The next task was the wiring. Typical of today's computerized cars, the collection of Grand Sport wiring harnesses looked like a giant snake pit. Nonetheless, Ron dove in and unwrapped each, removing any unneeded systems (like the rear window defroster). Feeling particularly creative, he reworked the C4 rear hatch release into an electric hood release for the mid-year. He also fabricated the underbody wiring harness to include such things as a "radio ground plane" under the rear deck and left rear fender, the '96 power antenna, and much more.
The hood began as a '67 427-style piece, but had to be completely reworked. First, Austin sectioned the scoop and moved it forward about 10 inches in order to clear the alternator. The inner structure was also revised to provide clearance for the A/C components and radiator fill tank. The hinges had to be relocated forward to allow for radiator and air cleaner clearance when the hood is open. Ron also built one of the '96 under-hood lights into the underside. Both inner fenders were given access panels, to allow access to some of the many new components.
In keeping with the Grand Sport theme, Ron installed a repro '63 GS nose and headlight system, with pieces from Timeless Replicas in Texas. He also fabricated a functional air dam to get air into the lower portion of the '96 radiator and A/C condenser. He flared the fenders to fit the '96 GS wheels, which are wearing 315/35ZR17 tires on all four corners, and then widened the rear quarters a couple of inches at the bottom of each side so the GS exhaust tips could be used. The car also has a built-in receiver-type trailer hitch concealed behind the drop-down license plate.
The mid-year/C4 hybrid is painted in the '96 GS color scheme, with the solitary exception of the thin white stripes, which Ron made red, as they were on the original Grand Sports. It also has a black convertible top using C4-type material. The car has all the '96 factory electronics systems, including a full factory security system (with a few added twists), six-way power seats, and even the '96 power/heated mirrors. Ron transferred every piece from the Grand Sport that was applicable to the '63, and everything works!
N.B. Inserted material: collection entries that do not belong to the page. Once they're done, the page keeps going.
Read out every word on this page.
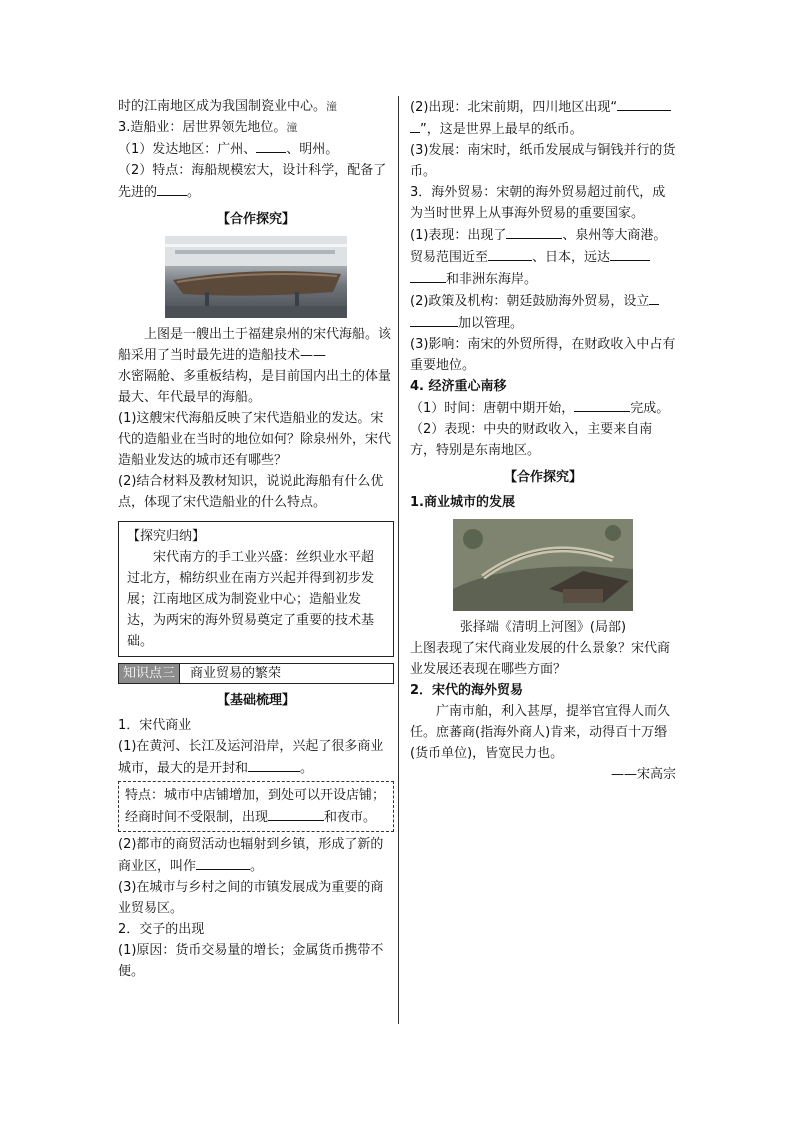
时的江南地区成为我国制瓷业中心。潼

3.造船业：居世界领先地位。潼

（1）发达地区：广州、 、明州。

（2）特点：海船规模宏大，设计科学，配备了先进的 。

【合作探究】

上图是一艘出土于福建泉州的宋代海船。该船采用了当时最先进的造船技术——

水密隔舱、多重板结构，是目前国内出土的体量最大、年代最早的海船。

(1)这艘宋代海船反映了宋代造船业的发达。宋代的造船业在当时的地位如何？除泉州外，宋代造船业发达的城市还有哪些？

(2)结合材料及教材知识，说说此海船有什么优点，体现了宋代造船业的什么特点。

【探究归纳】

宋代南方的手工业兴盛：丝织业水平超过北方，棉纺织业在南方兴起并得到初步发展；江南地区成为制瓷业中心；造船业发达，为两宋的海外贸易奠定了重要的技术基础。

知识点三	商业贸易的繁荣
【基础梳理】

1．宋代商业

(1)在黄河、长江及运河沿岸，兴起了很多商业城市，最大的是开封和	。

特点：城市中店铺增加，到处可以开设店铺；经商时间不受限制，出现	和夜市。

(2)都市的商贸活动也辐射到乡镇，形成了新的商业区，叫作	。

(3)在城市与乡村之间的市镇发展成为重要的商业贸易区。

2．交子的出现

(1)原因：货币交易量的增长；金属货币携带不便。

(2)出现：北宋前期，四川地区出现“”，这是世界上最早的纸币。

(3)发展：南宋时，纸币发展成与铜钱并行的货币。

3．海外贸易：宋朝的海外贸易超过前代，成为当时世界上从事海外贸易的重要国家。

(1)表现：出现了	、泉州等大商港。贸易范围近至	、日本，远达和非洲东海岸。

(2)政策及机构：朝廷鼓励海外贸易，设立加以管理。

(3)影响：南宋的外贸所得，在财政收入中占有重要地位。

4. 经济重心南移

（1）时间：唐朝中期开始，	完成。

（2）表现：中央的财政收入，主要来自南方，特别是东南地区。

【合作探究】

1.商业城市的发展

张择端《清明上河图》(局部)

上图表现了宋代商业发展的什么景象？宋代商业发展还表现在哪些方面？

2．宋代的海外贸易

广南市舶，利入甚厚，提举官宜得人而久任。庶蕃商(指海外商人)肯来，动得百十万缗(货币单位)，皆宽民力也。

——宋高宗
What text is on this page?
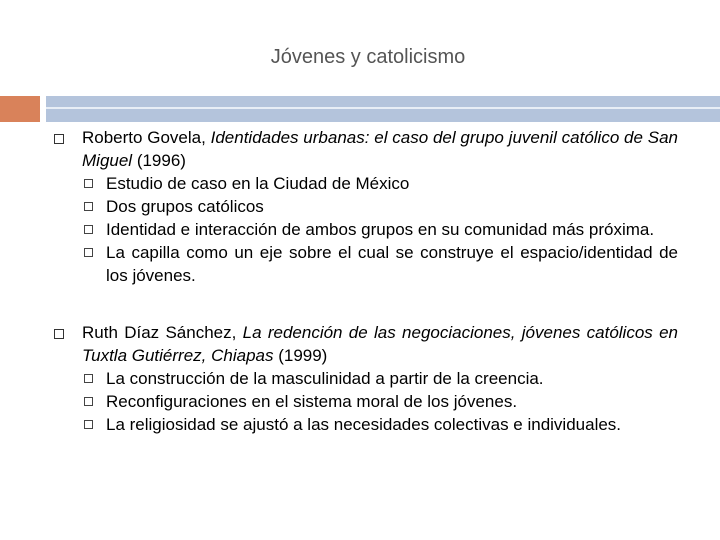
Jóvenes y catolicismo
Roberto Govela, Identidades urbanas: el caso del grupo juvenil católico de San Miguel (1996)
Estudio de caso en la Ciudad de México
Dos grupos católicos
Identidad e interacción de ambos grupos en su comunidad más próxima.
La capilla como un eje sobre el cual se construye el espacio/identidad de los jóvenes.
Ruth Díaz Sánchez, La redención de las negociaciones, jóvenes católicos en Tuxtla Gutiérrez, Chiapas (1999)
La construcción de la masculinidad a partir de la creencia.
Reconfiguraciones en el sistema moral de los jóvenes.
La religiosidad se ajustó a las necesidades colectivas e individuales.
Due to the extensive body and chassis modifications Ron made, he had to have the car inspected by the California Highway Patrol before it could be registered. After wading through tons of paperwork, the CHP assigned Ron's creation the full, 17-digit '96 Grand Sport VIN number, which means that GS#300 is still alive and well, although in an extremely different form. GM has even recognized Ron's car in a recent recall for '96 LT4 rocker arms!
Ron, with the support and understanding of his wife Donna, spent three years building this car in his garage, not allowing anyone but family and a few close friends to see the Vette before it was completed. "I didn't want anybody to have to visualize what it would be like, just in case it didn't come out the way I intended," Ron said. But the project turned out exactly as he had planned after all. Ron now has an completely "factory stock" '63/'96 Grand Sport that he and his wife have found to be extremely fun, comfortable, and economical to drive anywhere, having put over 1,200 miles on the clock since the car's unveiling this last June. And the Vette has been warmly accepted for what it is by GS owners, old and new alike. As far as Ron is concerned, the license plate says it all: "GS96N63".